Free Gardenias. Webb's colleagues referred to him as the "man with a hundred voices—all alike.'' Unabashed, he talked KGO into letting him do a comedy show, lured in audiences by getting a florist to donate free gardenias. "Did you call me, doctor?" he would cry. "No, I called you nurse, nurse!" In the midst of these frenetic endeavors, fortune smiled on him—a round-faced, voluble Irishman named
Dick Breen joined the staff as a writer-producer.
Webb was impressed; Breen, just out of the Navy, had worked in New York. Breen was impressed, too. "Jack," he recalls, "behaved as if he had a Hooper rating of 28 and was in direct competition with Jack Benny." Breen moved into Webb's $30-a-month room. A little later KGO was asked to fill an empty Sunday night half hour "for a Pacific feed" (all West Coast ABC stations). Breen, who was fascinated by San Francisco's Embarcadero, put together a hard-boiled private-eye show about waterfront crime, called it Pat Novak for Hire. Webb was Pat Novak.
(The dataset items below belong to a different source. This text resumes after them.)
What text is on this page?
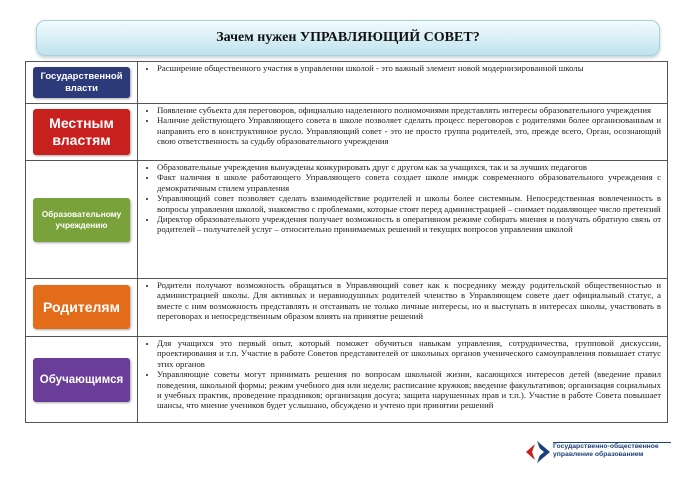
Зачем нужен УПРАВЛЯЮЩИЙ СОВЕТ?
Государственной власти
• Расширение общественного участия в управлении школой - это важный элемент новой модернизированной школы
Местным властям
• Появление субъекта для переговоров, официально наделенного полномочиями представлять интересы образовательного учреждения
• Наличие действующего Управляющего совета в школе позволяет сделать процесс переговоров с родителями более организованным и направить его в конструктивное русло. Управляющий совет - это не просто группа родителей, это, прежде всего, Орган, осознающий свою ответственность за судьбу образовательного учреждения
Образовательному учреждению
• Образовательные учреждения вынуждены конкурировать друг с другом как за учащихся, так и за лучших педагогов
• Факт наличия в школе работающего Управляющего совета создает школе имидж современного образовательного учреждения с демократичным стилем управления
• Управляющий совет позволяет сделать взаимодействие родителей и школы более системным. Непосредственная вовлеченность в вопросы управления школой, знакомство с проблемами, которые стоят перед администрацией – снимает подавляющее число претензий
• Директор образовательного учреждения получает возможность в оперативном режиме собирать мнения и получать обратную связь от родителей – получателей услуг – относительно принимаемых решений и текущих вопросов управления школой
Родителям
• Родители получают возможность обращаться в Управляющий совет как к посреднику между родительской общественностью и администрацией школы. Для активных и неравнодушных родителей членство в Управляющем совете дает официальный статус, а вместе с ним возможность представлять и отстаивать не только личные интересы, но и выступать в интересах школы, участвовать в переговорах и непосредственным образом влиять на принятие решений
Обучающимся
• Для учащихся это первый опыт, который поможет обучиться навыкам управления, сотрудничества, групповой дискуссии, проектирования и т.п. Участие в работе Советов представителей от школьных органов ученического самоуправления повышает статус этих органов
• Управляющие советы могут принимать решения по вопросам школьной жизни, касающихся интересов детей (введение правил поведения, школьной формы; режим учебного дня или недели; расписание кружков; введение факультативов; организация социальных и учебных практик, проведение праздников; организация досуга; защита нарушенных прав и т.п.). Участие в работе Совета повышает шансы, что мнение учеников будет услышано, обсуждено и учтено при принятии решений
Государственно-общественное
управление образованием
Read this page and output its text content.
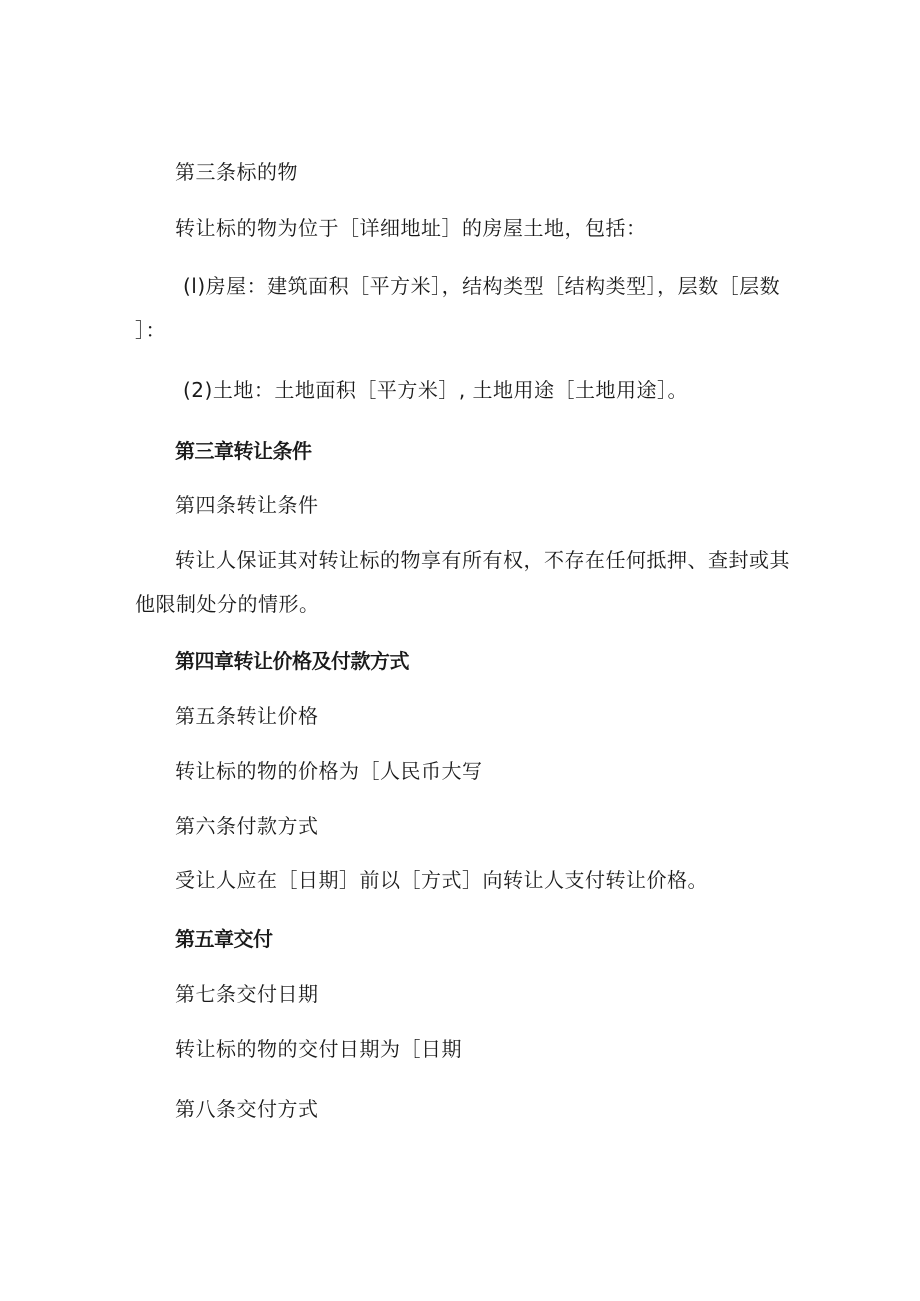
第三条标的物
转让标的物为位于［详细地址］的房屋土地，包括：
(l)房屋：建筑面积［平方米］，结构类型［结构类型］，层数［层数
］：
(2)土地：土地面积［平方米］, 土地用途［土地用途］。
第三章转让条件
第四条转让条件
转让人保证其对转让标的物享有所有权，不存在任何抵押、查封或其
他限制处分的情形。
第四章转让价格及付款方式
第五条转让价格
转让标的物的价格为［人民币大写
第六条付款方式
受让人应在［日期］前以［方式］向转让人支付转让价格。
第五章交付
第七条交付日期
转让标的物的交付日期为［日期
第八条交付方式
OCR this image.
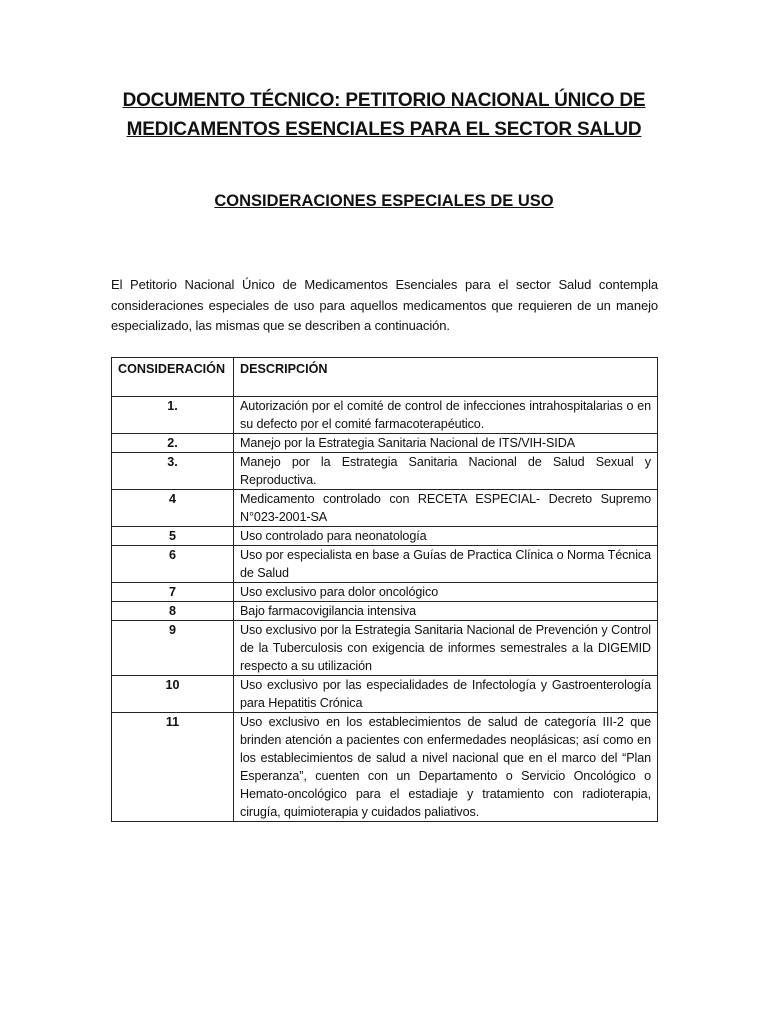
DOCUMENTO TÉCNICO: PETITORIO NACIONAL ÚNICO DE
MEDICAMENTOS ESENCIALES PARA EL SECTOR SALUD
CONSIDERACIONES ESPECIALES DE USO

El Petitorio Nacional Único de Medicamentos Esenciales para el sector Salud contempla consideraciones especiales de uso para aquellos medicamentos que requieren de un manejo especializado, las mismas que se describen a continuación.

CONSIDERACIÓN	DESCRIPCIÓN
1.	Autorización por el comité de control de infecciones intrahospitalarias o en su defecto por el comité farmacoterapéutico.
2.	Manejo por la Estrategia Sanitaria Nacional de ITS/VIH-SIDA
3.	Manejo por la Estrategia Sanitaria Nacional de Salud Sexual y Reproductiva.
4	Medicamento controlado con RECETA ESPECIAL- Decreto Supremo N°023-2001-SA
5	Uso controlado para neonatología
6	Uso por especialista en base a Guías de Practica Clínica o Norma Técnica de Salud
7	Uso exclusivo para dolor oncológico
8	Bajo farmacovigilancia intensiva
9	Uso exclusivo por la Estrategia Sanitaria Nacional de Prevención y Control de la Tuberculosis con exigencia de informes semestrales a la DIGEMID respecto a su utilización
10	Uso exclusivo por las especialidades de Infectología y Gastroenterología para Hepatitis Crónica
11	Uso exclusivo en los establecimientos de salud de categoría III-2 que brinden atención a pacientes con enfermedades neoplásicas; así como en los establecimientos de salud a nivel nacional que en el marco del “Plan Esperanza”, cuenten con un Departamento o Servicio Oncológico o Hemato-oncológico para el estadiaje y tratamiento con radioterapia, cirugía, quimioterapia y cuidados paliativos.
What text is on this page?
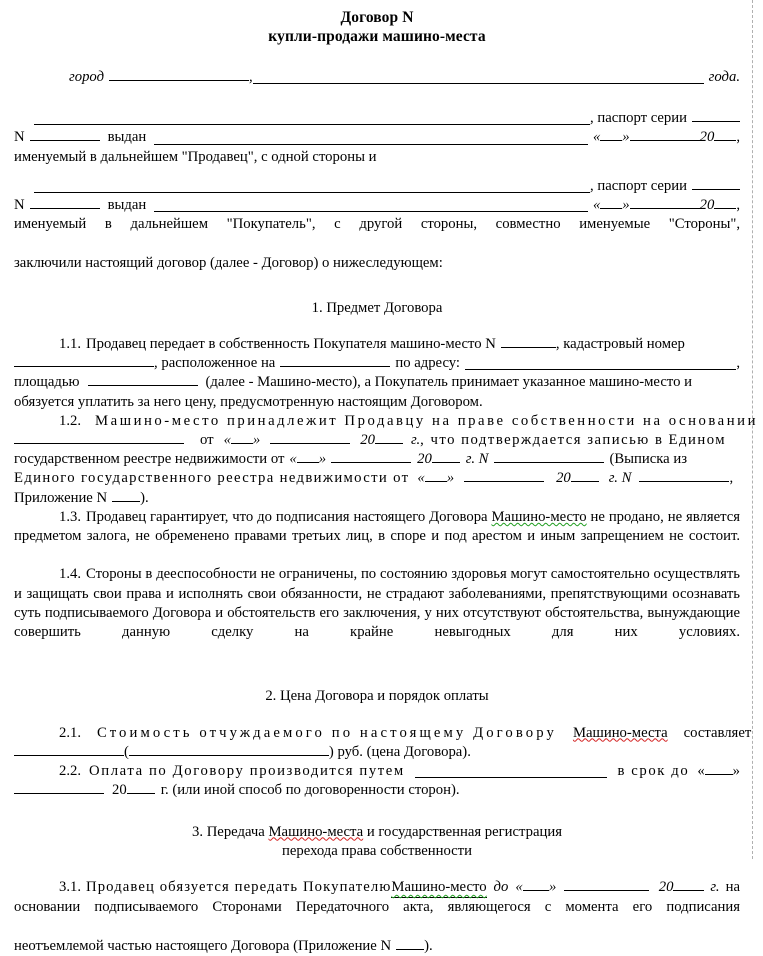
Договор N
купли-продажи машино-места
город	,	года.
, паспорт серии
N	выдан	« »	20 ,
именуемый в дальнейшем "Продавец", с одной стороны и
, паспорт серии
N	выдан	« »	20 ,
именуемый в дальнейшем "Покупатель", с другой стороны, совместно именуемые "Стороны",
заключили настоящий договор (далее - Договор) о нижеследующем:
1. Предмет Договора
1.1. Продавец передает в собственность Покупателя машино-место N	, кадастровый номер
, расположенное на	по адресу:	,
площадью	(далее - Машино-место), а Покупатель принимает указанное машино-место и
обязуется уплатить за него цену, предусмотренную настоящим Договором.
1.2. Машино-место принадлежит Продавцу на праве собственности на основании
от « »	20 г. , что подтверждается записью в Едином
государственном реестре недвижимости от « »	20 г. N	(Выписка из
Единого государственного реестра недвижимости от « »	20	г. N	,
Приложение N ).
1.3. Продавец гарантирует, что до подписания настоящего Договора Машино-место не продано, не является предметом залога, не обременено правами третьих лиц, в споре и под арестом и иным запрещением не состоит.
1.4. Стороны в дееспособности не ограничены, по состоянию здоровья могут самостоятельно осуществлять и защищать свои права и исполнять свои обязанности, не страдают заболеваниями, препятствующими осознавать суть подписываемого Договора и обстоятельств его заключения, у них отсутствуют обстоятельства, вынуждающие совершить данную сделку на крайне невыгодных для них условиях.
2. Цена Договора и порядок оплаты
2.1. Стоимость отчуждаемого по настоящему Договору Машино-места составляет
(	) руб. (цена Договора).
2.2. Оплата по Договору производится путем	в срок до « »
20 г. (или иной способ по договоренности сторон).
3. Передача Машино-места и государственная регистрация
перехода права собственности
3.1. Продавец обязуется передать Покупателю Машино-место до « »	20	г. на
основании подписываемого Сторонами Передаточного акта, являющегося с момента его подписания
неотъемлемой частью настоящего Договора (Приложение N ).
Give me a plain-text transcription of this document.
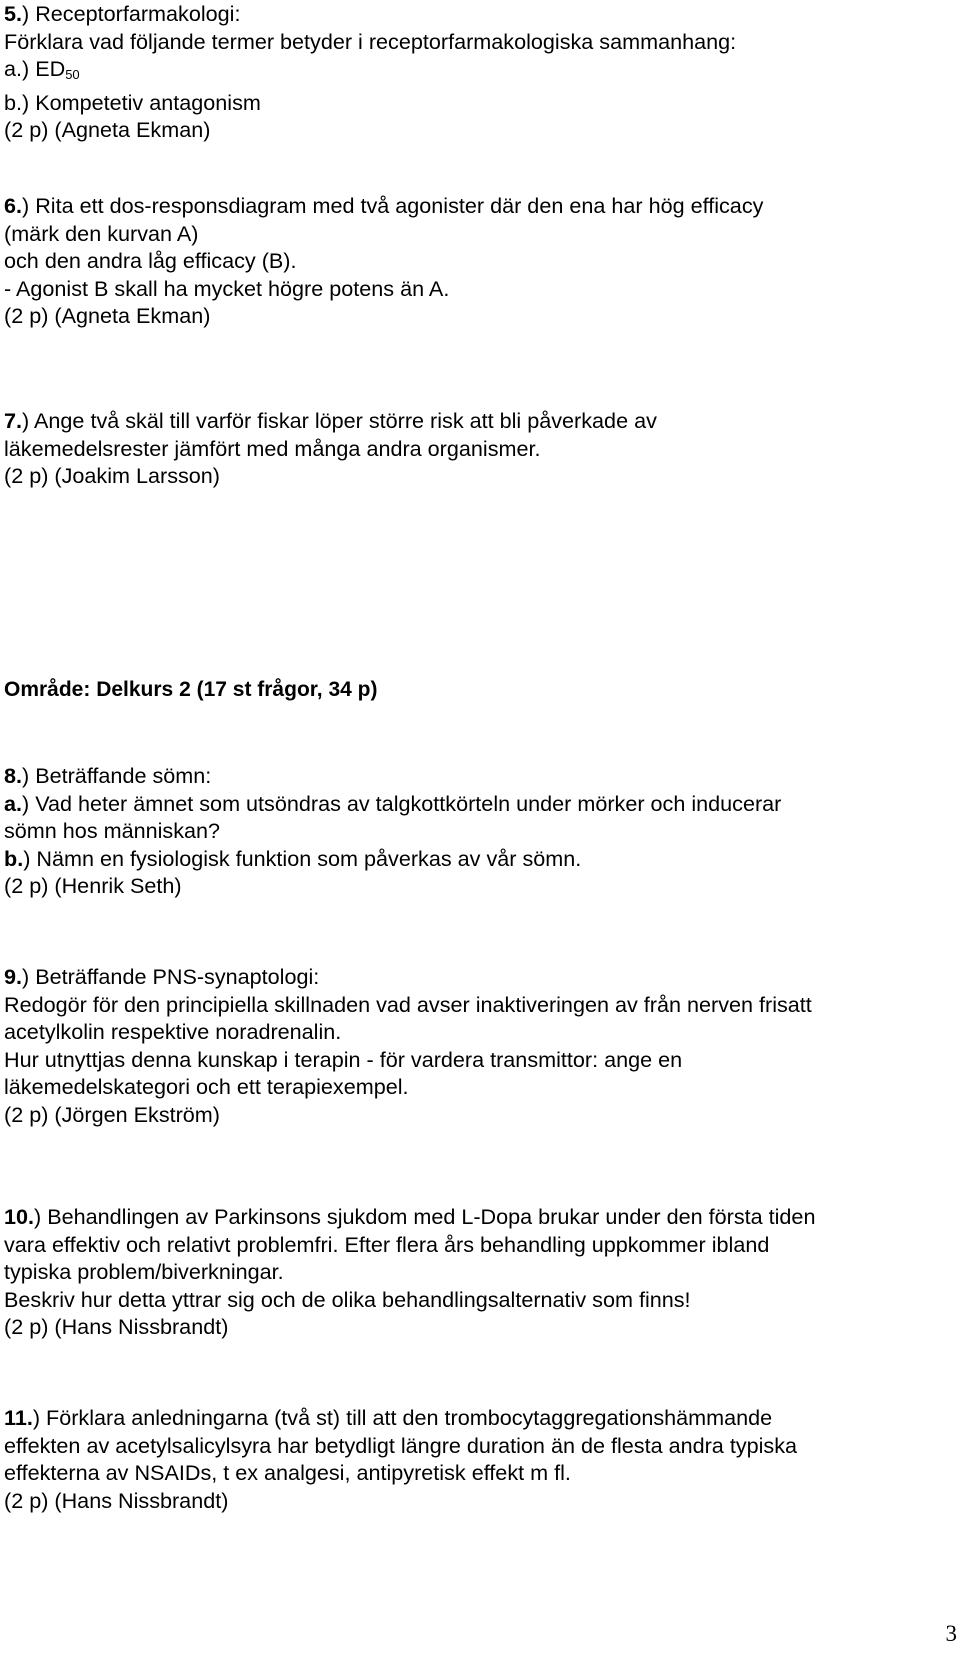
5.) Receptorfarmakologi:
Förklara vad följande termer betyder i receptorfarmakologiska sammanhang:
a.) $ED_{50}$
b.) Kompetetiv antagonism
(2 p) (Agneta Ekman)
6.) Rita ett dos-responsdiagram med två agonister där den ena har hög efficacy
(märk den kurvan A)
och den andra låg efficacy (B).
- Agonist B skall ha mycket högre potens än A.
(2 p) (Agneta Ekman)
7.) Ange två skäl till varför fiskar löper större risk att bli påverkade av
läkemedelsrester jämfört med många andra organismer.
(2 p) (Joakim Larsson)
Område: Delkurs 2 (17 st frågor, 34 p)
8.) Beträffande sömn:
a.) Vad heter ämnet som utsöndras av talgkottkörteln under mörker och inducerar
sömn hos människan?
b.) Nämn en fysiologisk funktion som påverkas av vår sömn.
(2 p) (Henrik Seth)
9.) Beträffande PNS-synaptologi:
Redogör för den principiella skillnaden vad avser inaktiveringen av från nerven frisatt
acetylkolin respektive noradrenalin.
Hur utnyttjas denna kunskap i terapin - för vardera transmittor: ange en
läkemedelskategori och ett terapiexempel.
(2 p) (Jörgen Ekström)
10.) Behandlingen av Parkinsons sjukdom med L-Dopa brukar under den första tiden
vara effektiv och relativt problemfri. Efter flera års behandling uppkommer ibland
typiska problem/biverkningar.
Beskriv hur detta yttrar sig och de olika behandlingsalternativ som finns!
(2 p) (Hans Nissbrandt)
11.) Förklara anledningarna (två st) till att den trombocytaggregationshämmande
effekten av acetylsalicylsyra har betydligt längre duration än de flesta andra typiska
effekterna av NSAIDs, t ex analgesi, antipyretisk effekt m fl.
(2 p) (Hans Nissbrandt)
3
Breen assaulted his audience with sex, violence, and sounds of foghorns and lapping water. He loaded the script with similes (sample: as difficult as "sandpapering an oyster"). But as the first program began, he stood in a control booth frantically waving at Webb to underplay. The show was an instant success, and for the first time Webb knew the delights of fan mail. Pat Novak ran for 26 stirring weeks. Then Breen simultaneously quarreled with the station management and got a Hollywood offer. He quit. An hour later, Webb quit, loaded his jazz records and clothes into his 1941 Buick convertible, drove back to Los Angeles, moved into his mother's $28-a-month apartment, and prepared to try again.